Mechanical and microstructural characterization of Ti-SiC reinforced AA5083 surface composites fabricated via friction stir process

Abstract

A mixture of Titanium and silicon-carbide powders was embedded in the AA5083 matrix by Friction Stir Processing (FSP). Experiments were performed as per Taguchi L8 orthogonal array, and the effect of reinforcement on hot strength (at 100 °C), processed zone (PZ) geometry, and microstructure were investigated. The effect of PZ geometry on the surface properties was also analyzed. The effect of heating the tensile test specimens to 540 °C on the strength at 100 °C was also separately investigated. It was observed that surface hardness was significantly enhanced by FSP, and the highest mean hardness of 90.4 HV was observed. Furthermore, it was observed that the surface properties also significantly depend on PZ geometry.
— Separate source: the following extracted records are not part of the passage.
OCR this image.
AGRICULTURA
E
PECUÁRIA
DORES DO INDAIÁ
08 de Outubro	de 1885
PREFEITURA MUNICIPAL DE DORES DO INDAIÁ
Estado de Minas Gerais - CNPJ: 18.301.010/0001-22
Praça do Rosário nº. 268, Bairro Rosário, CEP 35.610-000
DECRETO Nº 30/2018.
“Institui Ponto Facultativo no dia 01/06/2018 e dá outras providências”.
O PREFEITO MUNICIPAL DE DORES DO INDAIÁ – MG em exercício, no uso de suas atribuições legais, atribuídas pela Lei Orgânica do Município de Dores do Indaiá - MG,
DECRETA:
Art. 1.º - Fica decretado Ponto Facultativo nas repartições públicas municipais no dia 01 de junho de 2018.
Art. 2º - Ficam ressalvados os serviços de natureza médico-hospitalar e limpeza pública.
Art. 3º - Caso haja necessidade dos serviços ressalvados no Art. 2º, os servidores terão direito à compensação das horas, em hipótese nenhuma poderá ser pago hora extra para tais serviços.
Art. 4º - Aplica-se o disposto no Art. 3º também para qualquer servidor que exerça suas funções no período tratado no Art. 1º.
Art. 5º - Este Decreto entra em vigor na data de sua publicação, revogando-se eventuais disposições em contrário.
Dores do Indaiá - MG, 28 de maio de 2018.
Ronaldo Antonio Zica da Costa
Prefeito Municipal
From experimental results, it was found that the specimens with the lowest width to depth ratio bears the highest hardness and vice versa. A clear effect of parameters was evident on the geometry of processed zones with a deep bowl, and shallow cup-shaped zones were formed with smaller and larger shoulder diameters, respectively. The samples were processed at 355 rpm, 63 mm min−1, 17 mm shoulder, and 355 rpm, 80 mm min−1. The 20 mm shoulder showed high tensile strength 292 MPa and 294 Mpa, respectively. The strength of these samples did not reduce much even after heating to 540 °C.